Sunrisers Hyderabad 266 for 7 (Head 89, Shahbaz 59*, Abhishek 46, Kuldeep 4-55) beat Delhi Capitals 199 (Fraser-McGurk 65, Pant 44, Natarajan 4-19, Reddy 2-17, Markande 2-26) by 67 runs
A powerplay from another planet
The first over of the match went for 19, and ended up being the lowest-scoring over of Sunrisers’ powerplay.
Head was batting on 84 off 26 balls at the six-over mark, and his opening partner was scoring significantly quicker than him: Abhishek was batting on 40 off 10 at that point.
The hitting was a relentless blur, and no line, length or style of bowling seemed to have any power to stop it. So true was the pitch at the Arun Jaitley Stadium, which was hosting its first game of the season, and so single-minded the two openers in their desire to hit every possible ball to the boundary. Of the 36 balls bowled in the powerplay – Capitals could have given themselves an ironic pat on the back for bowling no wides or no-balls in that time – 13 went for four and 11 for six.
Abhishek hit the first non-powerplay ball of the match for six too, stepping out to Kuldeep and going through his shot despite not reaching the pitch of the ball. This had happened in the fifth over too, off the same bowler, and it seemed to reiterate to Capitals’ bowlers that they were on a hiding to nothing.
But sometimes a wicket can come out of nowhere, especially if the batters are going after everything, and this is what happened off the next ball, as a diving Axar intercepted an uppish drive at cover.
Aiden Markram came in at No. 3 ahead of Heinrich Klaasen – who is more noted as a spin-hitter – and fell in the same over, slapping a not particularly good ball from Kuldeep – shortish and wide – straight to cover. But sometimes, even an ordinary ball from a wristspinner can behave oddly, sticking in the pitch slightly longer, or bouncing a little more than expected.

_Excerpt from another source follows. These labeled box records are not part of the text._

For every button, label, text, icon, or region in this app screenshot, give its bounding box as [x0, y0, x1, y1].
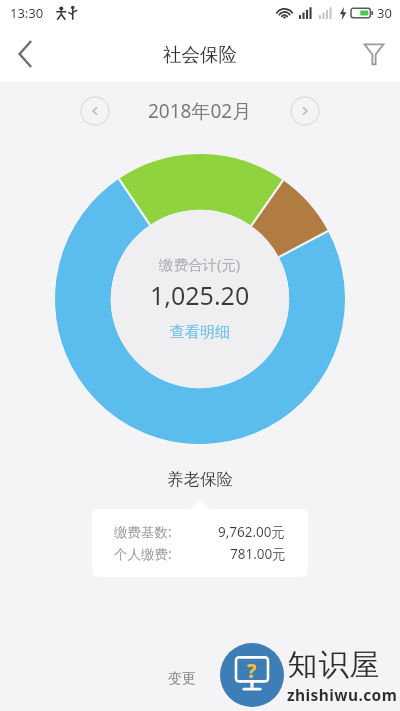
- staticText: 9,762.00元: [218, 523, 286, 541]
- staticText: 1,025.20: [150, 278, 250, 312]
- button[interactable]: Next month: [290, 96, 320, 126]
- staticText: 变更: [168, 670, 196, 688]
- staticText: 养老保险: [0, 469, 400, 490]
- staticText: 2018年02月: [148, 98, 252, 124]
- button[interactable]: 缴费基数:: [92, 509, 308, 577]
- button[interactable]: Previous month: [80, 96, 110, 126]
- staticText: 社会保险: [163, 43, 237, 66]
- staticText: 查看明细: [170, 323, 230, 342]
- staticText: zhishiwu.com: [287, 684, 398, 705]
- button[interactable]: Filter: [348, 28, 400, 80]
- button[interactable]: 查看明细: [164, 321, 236, 344]
- staticText: 30: [377, 4, 392, 22]
- staticText: 13:30: [10, 4, 44, 22]
- button[interactable]: Back: [0, 28, 52, 80]
- staticText: 知识屋: [287, 646, 380, 684]
- staticText: 个人缴费:: [114, 545, 172, 563]
- staticText: ?: [247, 657, 257, 684]
- staticText: 缴费基数:: [114, 523, 172, 541]
- staticText: 781.00元: [230, 545, 286, 563]
- staticText: 缴费合计(元): [159, 254, 241, 274]
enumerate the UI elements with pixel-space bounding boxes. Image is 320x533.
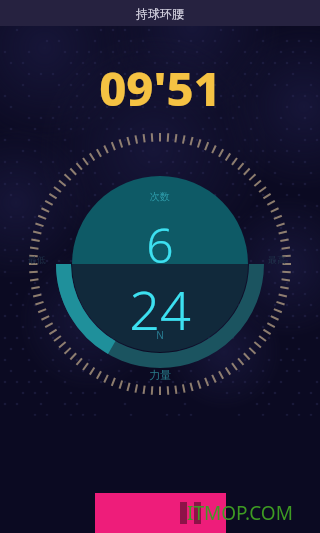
button[interactable]: 持球环腰: [0, 0, 320, 26]
staticText: 最低: [28, 254, 46, 265]
staticText: ITMOP.COM: [187, 500, 293, 526]
staticText: 6: [146, 212, 174, 277]
staticText: 持球环腰: [136, 6, 184, 21]
staticText: 最高: [268, 254, 286, 265]
staticText: 力量: [149, 368, 171, 382]
staticText: N: [156, 328, 164, 342]
staticText: 24: [129, 272, 191, 346]
staticText: 次数: [150, 190, 170, 203]
staticText: 09'51: [99, 56, 221, 120]
button[interactable]: Pause: [95, 493, 226, 533]
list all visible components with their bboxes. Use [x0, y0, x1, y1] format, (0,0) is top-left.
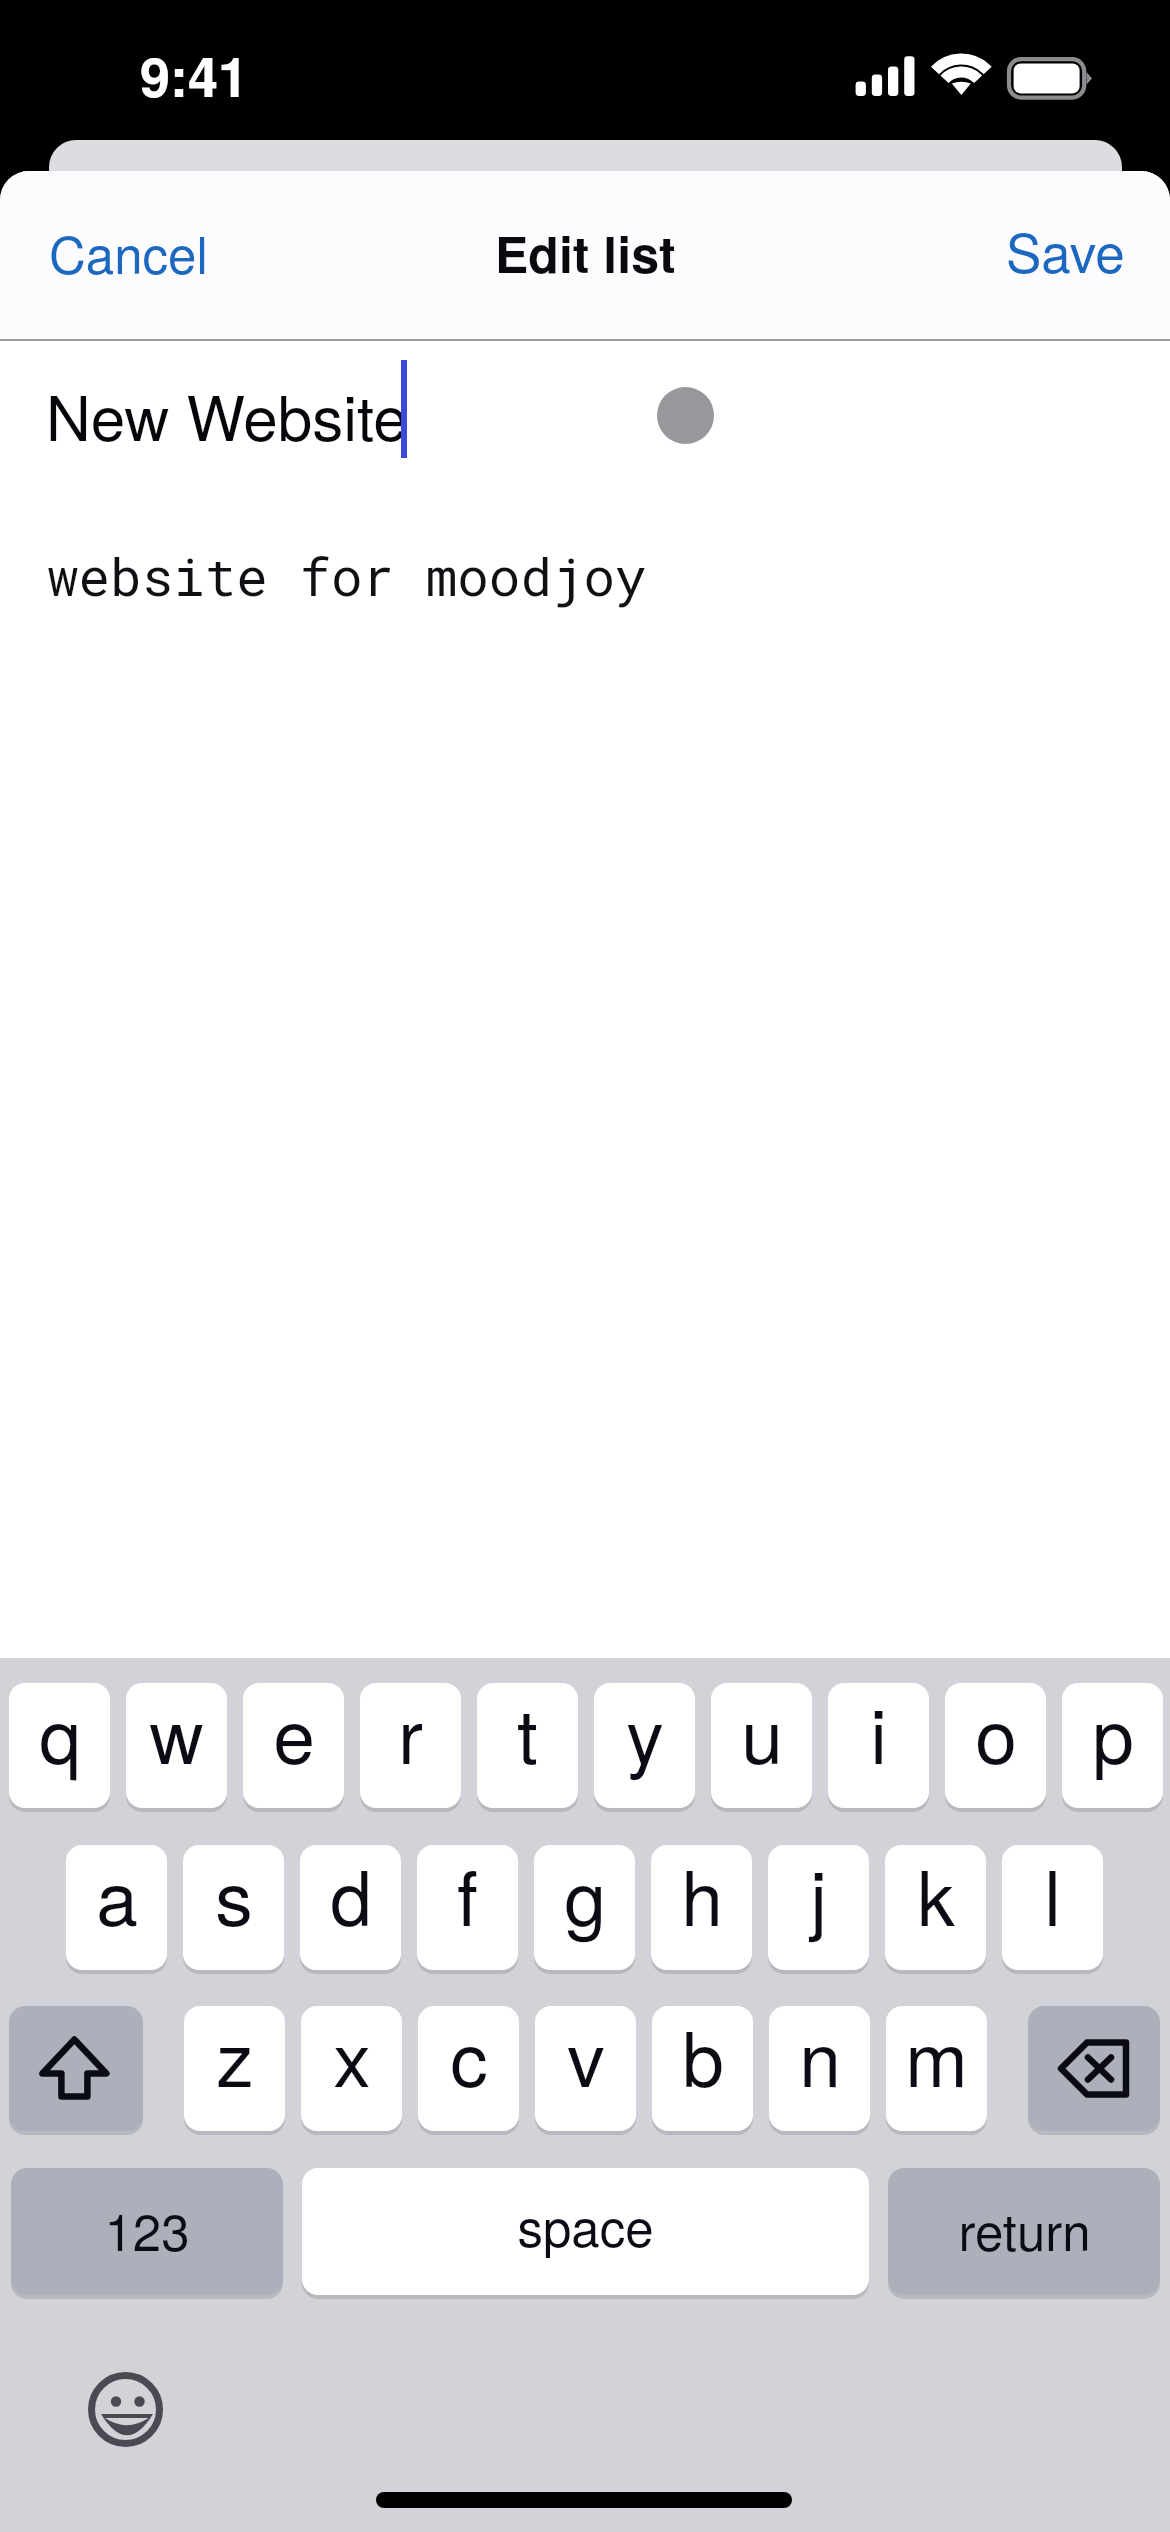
staticText: space: [517, 2188, 654, 2261]
staticText: m: [905, 2006, 968, 2108]
button[interactable]: Emoji keyboard: [86, 2370, 165, 2449]
staticText: Save: [1006, 212, 1125, 288]
button[interactable]: w: [126, 1683, 227, 1808]
staticText: New Website: [46, 370, 408, 459]
button[interactable]: j: [768, 1845, 869, 1970]
button[interactable]: d: [300, 1845, 401, 1970]
staticText: s: [215, 1845, 253, 1947]
staticText: Cancel: [49, 215, 208, 288]
button[interactable]: v: [535, 2006, 636, 2131]
button[interactable]: u: [711, 1683, 812, 1808]
staticText: e: [273, 1683, 315, 1785]
staticText: k: [917, 1845, 955, 1947]
button[interactable]: Shift: [9, 2006, 143, 2131]
staticText: g: [564, 1845, 606, 1947]
button[interactable]: m: [886, 2006, 987, 2131]
button[interactable]: n: [769, 2006, 870, 2131]
staticText: p: [1092, 1683, 1134, 1785]
staticText: 123: [104, 2192, 190, 2265]
button[interactable]: t: [477, 1683, 578, 1808]
button[interactable]: 123: [11, 2168, 283, 2295]
staticText: website for moodjoy: [47, 541, 647, 610]
button[interactable]: e: [243, 1683, 344, 1808]
staticText: u: [741, 1683, 783, 1785]
button[interactable]: r: [360, 1683, 461, 1808]
button[interactable]: a: [66, 1845, 167, 1970]
staticText: o: [975, 1683, 1017, 1785]
button[interactable]: Backspace: [1028, 2006, 1160, 2131]
button[interactable]: Save: [966, 199, 1170, 312]
button[interactable]: c: [418, 2006, 519, 2131]
button[interactable]: return: [888, 2168, 1160, 2295]
button[interactable]: Cancel: [0, 198, 248, 312]
staticText: q: [39, 1683, 81, 1785]
staticText: f: [457, 1845, 478, 1947]
staticText: n: [799, 2006, 841, 2108]
staticText: w: [149, 1683, 204, 1785]
staticText: l: [1044, 1845, 1061, 1947]
staticText: a: [96, 1845, 138, 1947]
staticText: return: [958, 2192, 1091, 2265]
staticText: Edit list: [495, 217, 676, 289]
staticText: 9:41: [140, 36, 249, 113]
staticText: b: [682, 2006, 724, 2108]
staticText: h: [681, 1845, 723, 1947]
button[interactable]: o: [945, 1683, 1046, 1808]
button[interactable]: i: [828, 1683, 929, 1808]
staticText: r: [398, 1683, 423, 1785]
button[interactable]: space: [302, 2168, 869, 2295]
staticText: j: [810, 1845, 827, 1947]
staticText: y: [626, 1683, 664, 1785]
staticText: z: [216, 2006, 254, 2108]
button[interactable]: f: [417, 1845, 518, 1970]
staticText: v: [567, 2006, 605, 2108]
button[interactable]: x: [301, 2006, 402, 2131]
button[interactable]: k: [885, 1845, 986, 1970]
button[interactable]: q: [9, 1683, 110, 1808]
button[interactable]: l: [1002, 1845, 1103, 1970]
staticText: d: [330, 1845, 372, 1947]
staticText: i: [870, 1683, 887, 1785]
button[interactable]: g: [534, 1845, 635, 1970]
staticText: x: [333, 2006, 371, 2108]
button[interactable]: p: [1062, 1683, 1163, 1808]
button[interactable]: List colour: [657, 387, 714, 444]
button[interactable]: b: [652, 2006, 753, 2131]
button[interactable]: h: [651, 1845, 752, 1970]
button[interactable]: z: [184, 2006, 285, 2131]
button[interactable]: y: [594, 1683, 695, 1808]
button[interactable]: s: [183, 1845, 284, 1970]
staticText: t: [517, 1683, 538, 1785]
staticText: c: [450, 2006, 488, 2108]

Kuldeep’s value came to the fore again in his next over – after Klaasen hit him for a pair of sixes – when Head failed to get hold of a ball that wasn’t quite short enough to pull. He had put that length away easily in the powerplay, but there was a man back at long-on now and he was out for 89 off 32.
Klaasen is a master at pulling not-quite-pullable lengths against the spinners, but on the day he was done in by an Axar skidder that beat his inside edge to bowl him. Sunrisers were a surreal 154 for 4 in 9.1 overs.